12 Jun 2021 10:40 AM | Christine R Henry

by Jim Buckley

Professor Buckley does his best Vincent Scully imitation at Teotihuacan. Photo courtesy of Jim Buckley.I joined the VAF when I came back to Berkeley to get my PhD in architectural history in the 1990s. It was great to be studying with Paul Groth and Dell Upton and to see the things we talked about up close and personal on the VAF tours, starting with Natchez. I was hooked right away and still consider the VAF my intellectual home. Much of my work debuted in paper form at VAF conferences, with plenty of helpful feedback on those initial ideas.

My interests at VAF have always been in housing, since I feel that how people live at home says a lot about their culture.

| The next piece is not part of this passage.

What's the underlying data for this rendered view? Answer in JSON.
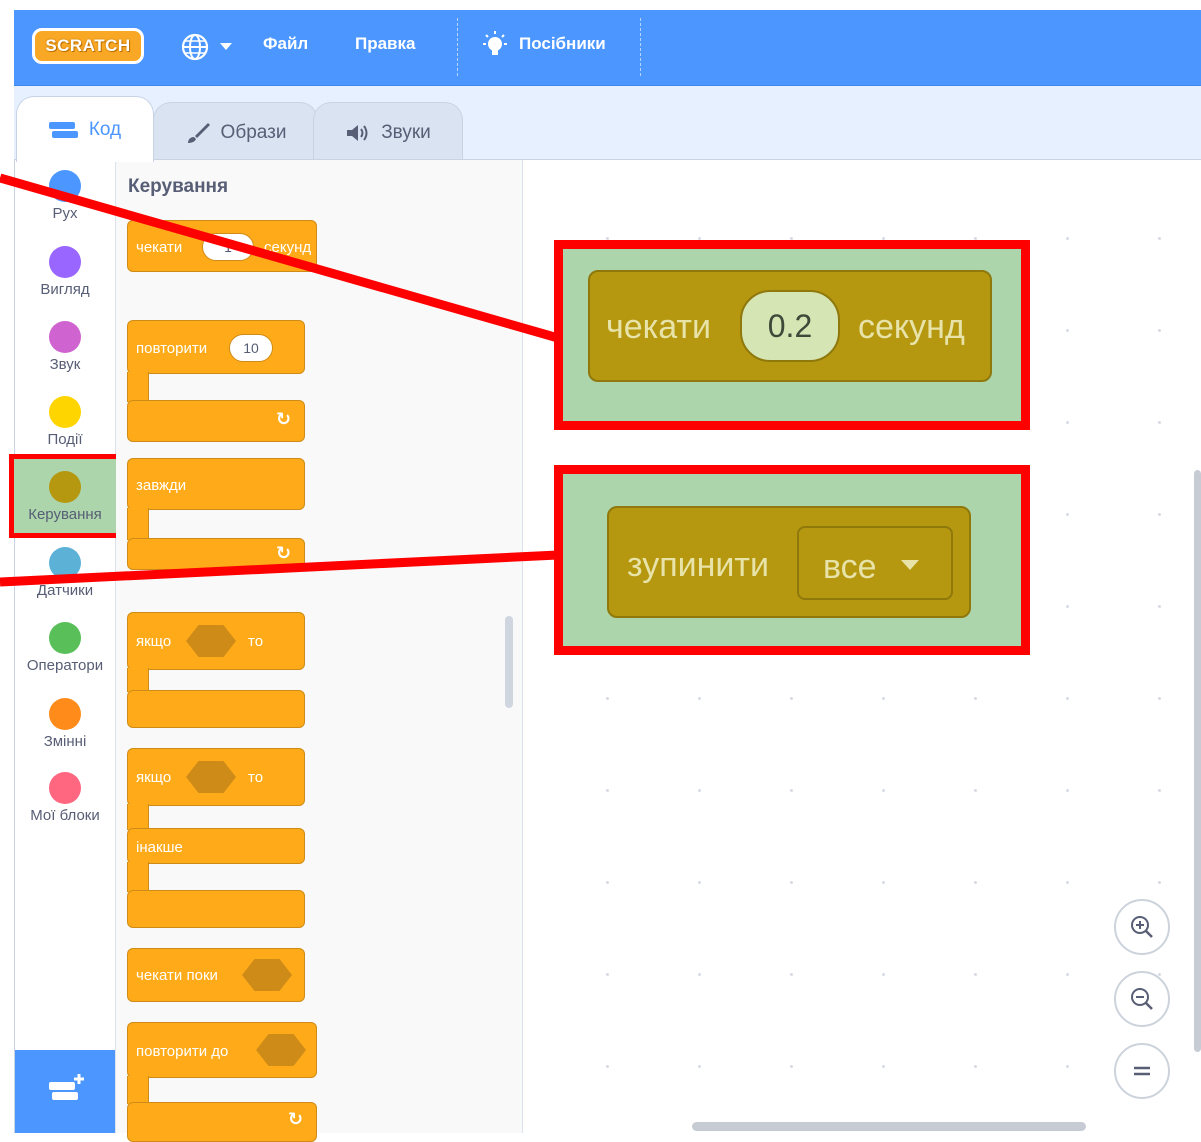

My dissertation started out looking at worker housing but morphed into a study of industrial landscapes in California’s redwood country. I’d say cultural landscapes are my primary interest now and I am currently working with our students at University of Oregon on the built environment of African Americans in Portland, OR. I am very excited about the current interest of students in the history of people that the field has not previously emphasized. We all have so much to learn about the lives of people who operated outside of the dominant culture. I feel that that, by their interest in ordinary buildings, VAF members are particularly well-equipped to explore how segregation and prejudice affected the daily lives of marginalized people. I am particularly influenced by the thinking of Dolores Hayden, Gail Dubrow, and Donna Graves in seeking out ways to develop narratives about minority cultures through architectural expression.

Out of many fond VAF memories, I would say that the tour of stone fruit orchards in California’s Central Valley during the Fresno conference is my favorite because it characterized for me what the VAF is all about. Bill Littmann and I organized the tour with the advice of Paul Groth, who has spent a lifetime looking at and figuring out agricultural landscapes. To have Paul hand down his incredible knowledge as we parsed these fields and packing plants helped me realize again the value of VAF’s sharing of expertise across different subjects and places, all with the intent of better understanding the (ordinary) world around us. My goal as President will be to preserve the wonderful ways we have always shared our knowledge and to find new aspects of the vernacular environment for us to explore using new methods and approaches!